Hunters using rifles receive permits to kill one buck and one doe per season. Archers are permitted to triple that number.
On a sunny Thursday morning last week, deer hunters – five of them over the course of one hour – arrived at Ron's Guns with their harvests.
Lyme residents Art Welch, 36, and Patrick Stevens, 18, arrived to check in their bounty: Welch's three-point buck, which he shot in Ledyard, and a doe Stevens shot in Salem.
Both were hunting with rifles on private land. Hunters need written permission from land owners to hunt on private land.
Rando said he checked in 339 deer, as of Dec. 1. That's down about 100 from the same time last year, he estimated. On opening day this year, for example, Rando said he checked in about 10 less deer than he did a year ago.

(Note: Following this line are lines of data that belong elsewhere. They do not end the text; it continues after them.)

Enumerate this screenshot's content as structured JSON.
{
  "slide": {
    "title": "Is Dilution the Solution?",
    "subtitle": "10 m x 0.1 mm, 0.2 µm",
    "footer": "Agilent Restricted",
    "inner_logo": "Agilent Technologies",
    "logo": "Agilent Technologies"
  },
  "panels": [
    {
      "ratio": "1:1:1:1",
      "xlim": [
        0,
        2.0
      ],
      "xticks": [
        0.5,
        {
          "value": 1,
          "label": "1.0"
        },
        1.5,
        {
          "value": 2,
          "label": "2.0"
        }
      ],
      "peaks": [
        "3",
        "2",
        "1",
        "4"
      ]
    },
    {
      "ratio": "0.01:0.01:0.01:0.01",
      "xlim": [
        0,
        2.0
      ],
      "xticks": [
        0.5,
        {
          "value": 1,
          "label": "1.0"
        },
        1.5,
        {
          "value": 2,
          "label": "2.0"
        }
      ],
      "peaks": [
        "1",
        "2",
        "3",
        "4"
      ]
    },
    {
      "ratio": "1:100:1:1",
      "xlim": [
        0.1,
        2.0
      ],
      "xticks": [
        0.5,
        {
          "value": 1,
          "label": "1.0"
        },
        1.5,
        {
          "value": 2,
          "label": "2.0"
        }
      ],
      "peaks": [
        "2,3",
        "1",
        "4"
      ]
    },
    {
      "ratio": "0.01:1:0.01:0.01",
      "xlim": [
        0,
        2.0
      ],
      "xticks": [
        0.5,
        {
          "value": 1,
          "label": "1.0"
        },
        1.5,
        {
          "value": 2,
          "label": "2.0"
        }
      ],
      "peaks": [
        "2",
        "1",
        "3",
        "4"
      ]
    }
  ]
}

Dave Gumbart is assistant director of land management for The Nature Conservancy. His organization's interest in the state's deer populations has to do with the over-browsing of vegetation, and encouraging a balance among all species that should be in one area.
Gumbart talked about alternative deer management options, such as contraceptive darts.
“Current data shows that it only lasts, basically, a season,” Gumbart said.
And trapping and relocating deer, Gumbart said, often results in high mortality rates due to stress on the animals, and is expensive.
“There is definitely a large group of people that continue to hunt” in the area, Gumbart said, talking in terms of culture.
The Nature Conservancy organized deer hunts on some of its land this season, including 40 or so acres in the Selden Creek Preserve, in Lyme.
Kilpatrick said once deer populations exceed 15-20 per square mile, they can begin to impact forest ecosystems.
Every three years, the DEP conducts aerial surveys in different deer management zones. The department is trying to reduce the populations in zones 11 and 12. Zone 12 includes, in part, areas in East Lyme, Lyme and Old Lyme.
Kilpatrick said harvesting has become more important, in part, due to the loss of habitat for wolves and mountain lions.
He said a 3-year-old survey listed the deer population in the state at 76,000, but added that number is very conservative. Labonte said the number could be twice that.
Kilpatrick said there are roughly 35,000 deer hunters in Connecticut, and that the DEP sells some 60,000-70,000 hunting permits annually.
Kilpatrick said the “harvest has definitely gone up with all these different incentive programs that we have in place.”
The DEP, he said, supports The Nature Conservancy's deer management programs, and helps to implement hunts.
While the season, which opened Nov. 16, will close in all zones for those hunting with rifles on Dec. 20, bow-hunting in zones 11 and 12 will be allowed through January – another incentive to maximize harvesting.
“These are the areas we're targeting to kill more deer,” Kilpatrick said.